Mining billionaire Andrew ‘Twiggy’ Forrest reveals he contracted COVID-19

The West Australian
Tue, 19 January 2021 5:10AM

Mining billionaire Andrew ‘Twiggy’ Forrest has revealed he contracted COVID-19 while on a Fortescue Metals Group business trip last year. Credit: JAMES ROSS/AAPIMAGE

WA billionaire Andrew Forrest has recovered from COVID-19 after contracting the potentially deadly disease while on a round-the-world Fortescue Metals Group business trip late last year.

FMG chief executive Elizabeth Gaines confirmed a report this morning that the company’s chairman and founder had caught coronavirus while on a global tour, signing agreements on behalf of the company’s Fortescue Future Industries subsidiary and his private charity Minderoo Foundation.

It is understood the mining magnate contracted the virus from a Russian interpreter in central Asia after she joined the travel party during a four-month tour of 47 countries.

The interpreter, who had also been introducing Mr Forrest to government leaders, tested positive in Tashkent in Uzbekistan.

Mr Forrest said he postponed the remaining leg of the tour, which had been scoping potential renewable energy projects, and flew the party back to a travel base in Croatia, where there was state-of-the-art medical and testing equipment.

He spent several days recovering in a Swiss hospital receiving high-level care before being released.

“I’m grateful that our apparatus, systems technologies and precautions kept my team safe,” he told the Australian Financial Review.

“I would rather have not caught COVID but it hasn’t harmed me. I’m still as fit as a fiddle but the big thing is that it enabled us to put together a suite of assets to create a supply of renewable fuels and products which could rival the fossil-fuel sector.

“And that is what we are out to prove.”

Mr Forrest said he was able to continue his work despite his period of hospitalisation.

“There is period with COVID between the seventh and tenth days that if anything is going to go wrong it will happen then, so as a precautionary measure I went to a respiratory specialist unit in Switzerland,” he told the AFR.

“I had to get medivaced out in a little aircraft with negative pressure and the whole box and dice.

“Then I spent three days being monitored just to make sure I was going to be OK. You are not released until the Swiss authorities want to release you and say you are not going to be a threat.”

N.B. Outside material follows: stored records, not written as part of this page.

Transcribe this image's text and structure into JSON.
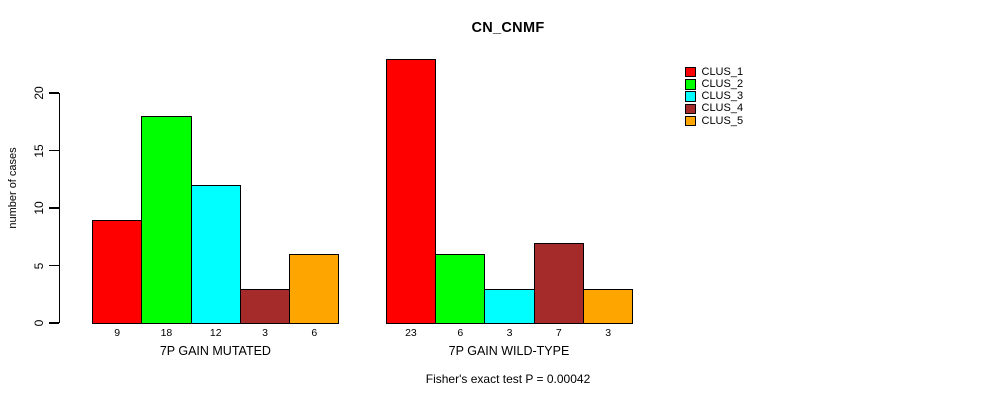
{
  "chart_data": {
    "type": "bar",
    "title": "CN_CNMF",
    "ylabel": "number of cases",
    "ylim": [
      0,
      20
    ],
    "yticks": [
      0,
      5,
      10,
      15,
      20
    ],
    "groups": [
      {
        "key": "mutated",
        "label": "7P GAIN MUTATED",
        "values": [
          9,
          18,
          12,
          3,
          6
        ]
      },
      {
        "key": "wild-type",
        "label": "7P GAIN WILD-TYPE",
        "values": [
          23,
          6,
          3,
          7,
          3
        ]
      }
    ],
    "series_names": [
      "CLUS_1",
      "CLUS_2",
      "CLUS_3",
      "CLUS_4",
      "CLUS_5"
    ],
    "colors": [
      "#FF0000",
      "#00FF00",
      "#00FFFF",
      "#A52A2A",
      "#FFA500"
    ],
    "bar_value_labels": true,
    "annotation": "Fisher's exact test P = 0.00042",
    "legend_position": "right",
    "grid": false,
    "background": "#FFFFFF",
    "axis_color": "#000000"
  }
}
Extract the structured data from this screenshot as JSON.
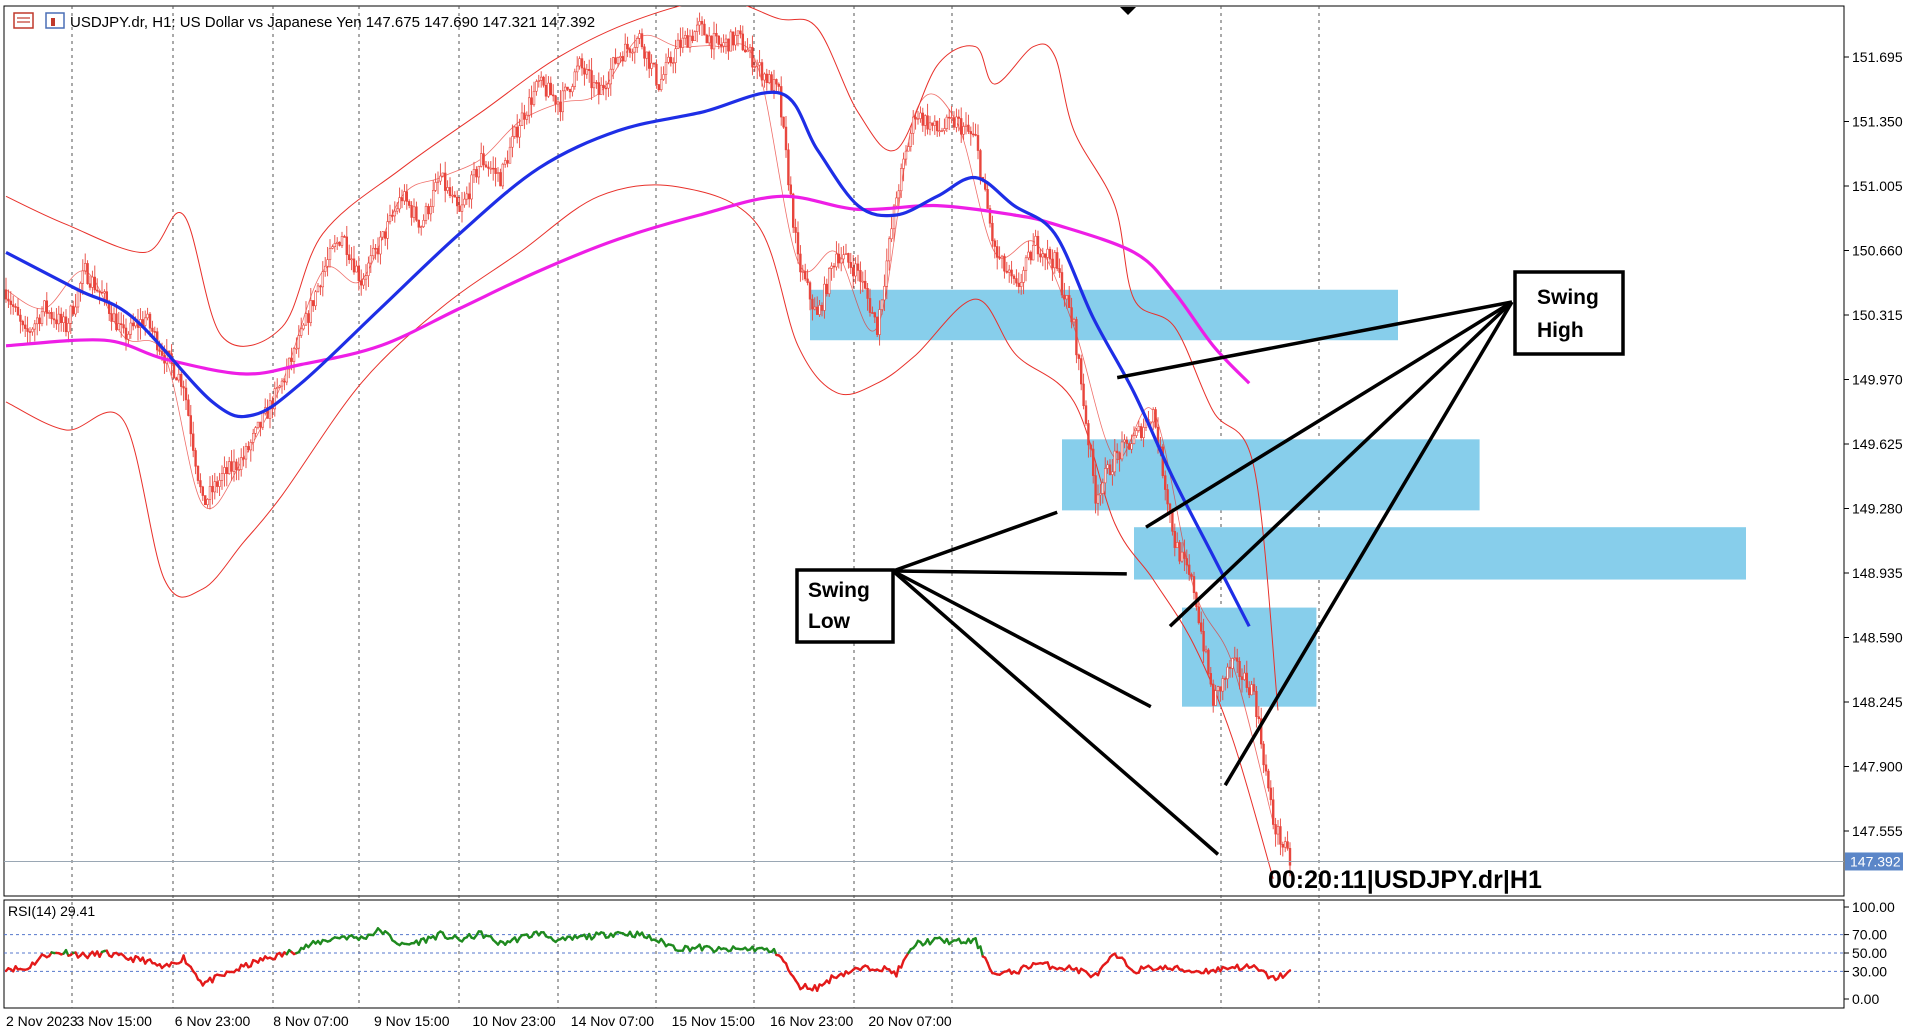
{
  "header": {
    "symbol_caption": "USDJPY.dr, H1:  US Dollar vs Japanese Yen  147.675 147.690 147.321 147.392"
  },
  "timer_label": "00:20:11|USDJPY.dr|H1",
  "colors": {
    "candle": "#e8453c",
    "bollinger": "#e8302a",
    "ma_fast": "#1e2ee6",
    "ma_slow": "#ee1ee6",
    "zone": "#87ceeb",
    "rsi_above": "#1f8a1f",
    "rsi_below": "#e31a1a",
    "grid": "#555555",
    "level_line": "#5577cc",
    "price_tag": "#5b86c8"
  },
  "chart_data": [
    {
      "type": "candlestick",
      "title": "USDJPY.dr, H1: US Dollar vs Japanese Yen",
      "ohlc_last": {
        "open": 147.675,
        "high": 147.69,
        "low": 147.321,
        "close": 147.392
      },
      "x_ticks": [
        "2 Nov 2023",
        "3 Nov 15:00",
        "6 Nov 23:00",
        "8 Nov 07:00",
        "9 Nov 15:00",
        "10 Nov 23:00",
        "14 Nov 07:00",
        "15 Nov 15:00",
        "16 Nov 23:00",
        "20 Nov 07:00"
      ],
      "y_ticks": [
        "151.695",
        "151.350",
        "151.005",
        "150.660",
        "150.315",
        "149.970",
        "149.625",
        "149.280",
        "148.935",
        "148.590",
        "148.245",
        "147.900",
        "147.555"
      ],
      "ylim": [
        147.2,
        152.0
      ],
      "current_price": "147.392",
      "price_path": [
        [
          0,
          150.45
        ],
        [
          8,
          150.2
        ],
        [
          16,
          150.35
        ],
        [
          25,
          150.25
        ],
        [
          33,
          150.55
        ],
        [
          41,
          150.4
        ],
        [
          49,
          150.2
        ],
        [
          58,
          150.3
        ],
        [
          66,
          150.1
        ],
        [
          74,
          149.95
        ],
        [
          82,
          149.3
        ],
        [
          90,
          149.45
        ],
        [
          99,
          149.55
        ],
        [
          107,
          149.75
        ],
        [
          115,
          149.95
        ],
        [
          123,
          150.2
        ],
        [
          132,
          150.55
        ],
        [
          140,
          150.75
        ],
        [
          148,
          150.5
        ],
        [
          156,
          150.7
        ],
        [
          165,
          150.95
        ],
        [
          173,
          150.8
        ],
        [
          181,
          151.05
        ],
        [
          189,
          150.85
        ],
        [
          198,
          151.15
        ],
        [
          206,
          151.05
        ],
        [
          214,
          151.35
        ],
        [
          222,
          151.55
        ],
        [
          231,
          151.45
        ],
        [
          239,
          151.65
        ],
        [
          247,
          151.5
        ],
        [
          255,
          151.7
        ],
        [
          264,
          151.8
        ],
        [
          272,
          151.55
        ],
        [
          280,
          151.75
        ],
        [
          289,
          151.85
        ],
        [
          297,
          151.75
        ],
        [
          305,
          151.8
        ],
        [
          313,
          151.65
        ],
        [
          322,
          151.5
        ],
        [
          330,
          150.6
        ],
        [
          338,
          150.3
        ],
        [
          346,
          150.65
        ],
        [
          355,
          150.55
        ],
        [
          363,
          150.25
        ],
        [
          371,
          150.95
        ],
        [
          379,
          151.4
        ],
        [
          388,
          151.3
        ],
        [
          396,
          151.35
        ],
        [
          404,
          151.25
        ],
        [
          412,
          150.65
        ],
        [
          421,
          150.45
        ],
        [
          429,
          150.7
        ],
        [
          437,
          150.6
        ],
        [
          445,
          150.25
        ],
        [
          454,
          149.35
        ],
        [
          462,
          149.55
        ],
        [
          470,
          149.65
        ],
        [
          478,
          149.8
        ],
        [
          487,
          149.1
        ],
        [
          495,
          148.85
        ],
        [
          503,
          148.25
        ],
        [
          511,
          148.45
        ],
        [
          520,
          148.3
        ],
        [
          528,
          147.6
        ],
        [
          535,
          147.39
        ]
      ],
      "moving_average_fast": [
        [
          0,
          150.65
        ],
        [
          30,
          150.45
        ],
        [
          53,
          150.3
        ],
        [
          86,
          149.85
        ],
        [
          103,
          149.78
        ],
        [
          123,
          149.95
        ],
        [
          156,
          150.35
        ],
        [
          189,
          150.75
        ],
        [
          222,
          151.1
        ],
        [
          255,
          151.3
        ],
        [
          290,
          151.4
        ],
        [
          323,
          151.5
        ],
        [
          338,
          151.2
        ],
        [
          355,
          150.9
        ],
        [
          371,
          150.85
        ],
        [
          388,
          150.95
        ],
        [
          404,
          151.05
        ],
        [
          420,
          150.9
        ],
        [
          437,
          150.75
        ],
        [
          453,
          150.3
        ],
        [
          470,
          149.9
        ],
        [
          486,
          149.45
        ],
        [
          502,
          149.05
        ],
        [
          518,
          148.65
        ]
      ],
      "moving_average_slow": [
        [
          0,
          150.15
        ],
        [
          41,
          150.18
        ],
        [
          66,
          150.08
        ],
        [
          99,
          150.0
        ],
        [
          123,
          150.05
        ],
        [
          156,
          150.15
        ],
        [
          189,
          150.35
        ],
        [
          222,
          150.55
        ],
        [
          255,
          150.72
        ],
        [
          289,
          150.85
        ],
        [
          323,
          150.95
        ],
        [
          355,
          150.88
        ],
        [
          388,
          150.9
        ],
        [
          420,
          150.85
        ],
        [
          437,
          150.8
        ],
        [
          470,
          150.65
        ],
        [
          486,
          150.45
        ],
        [
          503,
          150.15
        ],
        [
          518,
          149.95
        ]
      ],
      "bollinger_upper": [
        [
          0,
          150.95
        ],
        [
          25,
          150.8
        ],
        [
          58,
          150.65
        ],
        [
          74,
          150.85
        ],
        [
          90,
          150.2
        ],
        [
          115,
          150.25
        ],
        [
          132,
          150.75
        ],
        [
          165,
          151.1
        ],
        [
          198,
          151.4
        ],
        [
          231,
          151.7
        ],
        [
          264,
          151.9
        ],
        [
          297,
          152.0
        ],
        [
          322,
          151.9
        ],
        [
          338,
          151.85
        ],
        [
          355,
          151.4
        ],
        [
          371,
          151.2
        ],
        [
          388,
          151.65
        ],
        [
          404,
          151.75
        ],
        [
          412,
          151.55
        ],
        [
          428,
          151.75
        ],
        [
          437,
          151.7
        ],
        [
          445,
          151.3
        ],
        [
          462,
          150.9
        ],
        [
          470,
          150.4
        ],
        [
          487,
          150.25
        ],
        [
          503,
          149.8
        ],
        [
          520,
          149.5
        ],
        [
          530,
          148.2
        ]
      ],
      "bollinger_lower": [
        [
          0,
          149.85
        ],
        [
          25,
          149.7
        ],
        [
          49,
          149.75
        ],
        [
          66,
          148.9
        ],
        [
          82,
          148.85
        ],
        [
          99,
          149.1
        ],
        [
          115,
          149.35
        ],
        [
          148,
          149.95
        ],
        [
          181,
          150.35
        ],
        [
          214,
          150.65
        ],
        [
          247,
          150.95
        ],
        [
          280,
          151.0
        ],
        [
          313,
          150.8
        ],
        [
          330,
          150.15
        ],
        [
          346,
          149.9
        ],
        [
          363,
          149.95
        ],
        [
          379,
          150.1
        ],
        [
          404,
          150.4
        ],
        [
          421,
          150.1
        ],
        [
          445,
          149.85
        ],
        [
          462,
          149.2
        ],
        [
          478,
          148.9
        ],
        [
          495,
          148.55
        ],
        [
          511,
          148.05
        ],
        [
          528,
          147.3
        ]
      ],
      "zones": [
        {
          "x_start": 335,
          "x_end": 580,
          "y_low": 150.18,
          "y_high": 150.45
        },
        {
          "x_start": 440,
          "x_end": 614,
          "y_low": 149.27,
          "y_high": 149.65
        },
        {
          "x_start": 470,
          "x_end": 725,
          "y_low": 148.9,
          "y_high": 149.18
        },
        {
          "x_start": 490,
          "x_end": 546,
          "y_low": 148.22,
          "y_high": 148.75
        }
      ],
      "annotations": {
        "swing_high_label": [
          "Swing",
          "High"
        ],
        "swing_low_label": [
          "Swing",
          "Low"
        ],
        "swing_high_points": [
          [
            463,
            149.98
          ],
          [
            485,
            148.65
          ],
          [
            508,
            147.8
          ],
          [
            475,
            149.18
          ]
        ],
        "swing_low_points": [
          [
            438,
            149.26
          ],
          [
            467,
            148.93
          ],
          [
            477,
            148.22
          ],
          [
            505,
            147.43
          ]
        ]
      }
    },
    {
      "type": "line",
      "title": "RSI(14) 29.41",
      "indicator": "RSI(14)",
      "last_value": "29.41",
      "y_ticks": [
        "100.00",
        "70.00",
        "50.00",
        "30.00",
        "0.00"
      ],
      "ylim": [
        0,
        100
      ],
      "levels": [
        70,
        50,
        30
      ],
      "x": [
        0,
        8,
        16,
        25,
        33,
        41,
        49,
        58,
        66,
        74,
        82,
        90,
        99,
        107,
        115,
        123,
        132,
        140,
        148,
        156,
        165,
        173,
        181,
        189,
        198,
        206,
        214,
        222,
        231,
        239,
        247,
        255,
        264,
        272,
        280,
        289,
        297,
        305,
        313,
        322,
        330,
        338,
        346,
        355,
        363,
        371,
        379,
        388,
        396,
        404,
        412,
        421,
        429,
        437,
        445,
        454,
        462,
        470,
        478,
        487,
        495,
        503,
        511,
        520,
        528,
        535
      ],
      "values": [
        34,
        32,
        48,
        51,
        47,
        50,
        45,
        42,
        33,
        45,
        17,
        25,
        35,
        43,
        48,
        55,
        63,
        68,
        66,
        75,
        58,
        63,
        70,
        64,
        71,
        60,
        66,
        72,
        63,
        67,
        69,
        72,
        70,
        63,
        55,
        56,
        53,
        54,
        55,
        50,
        14,
        12,
        26,
        32,
        35,
        28,
        60,
        64,
        62,
        63,
        26,
        30,
        39,
        35,
        33,
        25,
        48,
        31,
        34,
        33,
        30,
        31,
        35,
        34,
        22,
        29
      ]
    }
  ]
}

Mr Forrest, who turns 60 this year, returned to Perth in the new year after completing quarantine in NSW and has now made a full recovery. He has returned to work and is even back cycling and boxing.

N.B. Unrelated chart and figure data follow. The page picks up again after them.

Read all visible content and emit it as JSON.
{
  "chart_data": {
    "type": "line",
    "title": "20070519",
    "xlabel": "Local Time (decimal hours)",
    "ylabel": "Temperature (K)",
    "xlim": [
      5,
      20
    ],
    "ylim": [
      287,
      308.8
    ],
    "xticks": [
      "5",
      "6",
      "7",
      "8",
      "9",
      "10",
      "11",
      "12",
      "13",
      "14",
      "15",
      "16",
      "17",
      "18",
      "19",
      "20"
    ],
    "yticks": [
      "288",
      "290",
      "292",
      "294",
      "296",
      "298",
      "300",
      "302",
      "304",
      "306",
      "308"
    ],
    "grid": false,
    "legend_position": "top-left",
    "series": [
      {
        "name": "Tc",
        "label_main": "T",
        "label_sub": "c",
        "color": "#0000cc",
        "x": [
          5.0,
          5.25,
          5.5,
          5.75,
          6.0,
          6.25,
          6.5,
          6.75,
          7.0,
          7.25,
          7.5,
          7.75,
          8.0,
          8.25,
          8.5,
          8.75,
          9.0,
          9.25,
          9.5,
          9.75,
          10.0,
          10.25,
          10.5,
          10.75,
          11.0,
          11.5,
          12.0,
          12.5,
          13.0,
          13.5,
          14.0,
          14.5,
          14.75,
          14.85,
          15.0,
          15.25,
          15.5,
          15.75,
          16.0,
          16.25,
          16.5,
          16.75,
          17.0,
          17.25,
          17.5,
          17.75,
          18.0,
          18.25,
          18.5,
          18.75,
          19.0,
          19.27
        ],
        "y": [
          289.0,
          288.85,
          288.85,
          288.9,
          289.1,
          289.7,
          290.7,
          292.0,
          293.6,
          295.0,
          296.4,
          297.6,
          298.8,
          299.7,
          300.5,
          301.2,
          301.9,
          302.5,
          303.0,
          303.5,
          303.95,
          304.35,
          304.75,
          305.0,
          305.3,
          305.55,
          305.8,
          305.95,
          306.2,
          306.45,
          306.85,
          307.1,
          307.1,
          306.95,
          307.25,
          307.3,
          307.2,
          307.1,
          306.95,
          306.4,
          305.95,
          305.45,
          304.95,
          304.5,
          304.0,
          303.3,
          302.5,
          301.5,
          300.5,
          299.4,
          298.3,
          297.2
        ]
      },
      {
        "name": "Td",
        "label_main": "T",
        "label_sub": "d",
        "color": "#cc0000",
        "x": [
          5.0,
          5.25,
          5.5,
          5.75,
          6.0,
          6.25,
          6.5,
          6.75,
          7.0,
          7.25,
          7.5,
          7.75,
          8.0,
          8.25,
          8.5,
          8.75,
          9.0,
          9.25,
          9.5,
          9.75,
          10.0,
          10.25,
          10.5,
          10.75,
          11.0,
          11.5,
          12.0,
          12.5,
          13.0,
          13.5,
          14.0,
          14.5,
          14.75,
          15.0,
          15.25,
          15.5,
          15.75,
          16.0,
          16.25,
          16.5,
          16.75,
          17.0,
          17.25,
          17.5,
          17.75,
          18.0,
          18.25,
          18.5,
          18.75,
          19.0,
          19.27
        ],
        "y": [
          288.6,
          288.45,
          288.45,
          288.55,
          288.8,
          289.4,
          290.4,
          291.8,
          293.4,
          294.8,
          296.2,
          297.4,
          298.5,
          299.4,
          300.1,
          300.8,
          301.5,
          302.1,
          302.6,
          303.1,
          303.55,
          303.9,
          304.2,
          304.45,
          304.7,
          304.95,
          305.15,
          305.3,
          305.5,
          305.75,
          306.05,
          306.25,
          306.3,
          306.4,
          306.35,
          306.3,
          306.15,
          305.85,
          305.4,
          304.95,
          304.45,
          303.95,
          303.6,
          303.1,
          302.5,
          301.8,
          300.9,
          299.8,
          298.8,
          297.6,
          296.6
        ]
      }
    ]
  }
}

Andrew ‘Twiggy’ Forrest's Minderoo Foundation put $160 million towards bringing crucial life-saving medical supplies and equipment to Western Australia. Credit: Justin Benson-Cooper/The West Australian

Ms Gaines said in a statement this morning the company had developed “world’s best practice COVID-19 security protocols” for Mr Forrest’s touring party in collaboration with medical and risk management experts, to ensure the group travelled safely at all times.

“The security protocol included professional PCR testing at verified, government-approved laboratories for all travellers every 24 to 48 hours and the procurement of a rapid diagnostic tool as a secondary measure, which was available for those on the trip,” she said.

“Dr Forrest and each person in the Fortescue travelling party received an average of 46 PCR tests during their time abroad.”

Ms Gaines said all team members had returned negative test results before returning to Australia earlier this month and had strictly adhered to national quarantine requirements.

“Most importantly, every one of our team members on this trip returned home safely,” she noted.

Australia’s richest man has played a big part in Australia’s fight against COVID-19. In the early months of the pandemic he committed up to $160 million to bring lifesaving medical supplies and equipment to WA on special charter flights through his Minderoo Foundation.

He also helped the Federal Government procure 10 million testing kits.

At the time, Mr Forrest said he hoped the supplies would reduce panic in the community and uncertainty about the lack of sufficient medical equipment and COVID-19 testing.

He said Fortescue’s relationships in China — which buys the bulk of the miner’s Pilbara-produced iron ore — had allowed Minderoo to step up procurement efforts “on behalf of and in collaboration with the WA and Federal governments”.

“Unprecedented times cannot be met with a precedented response,” Mr Forrest said.

“The trusted relationships, procurement expertise and logistics knowledge of the FMG and Minderoo Foundation teams, have been fundamental in rapidly securing this vital equipment.

“Our nation is facing a threat not seen in our lifetimes.”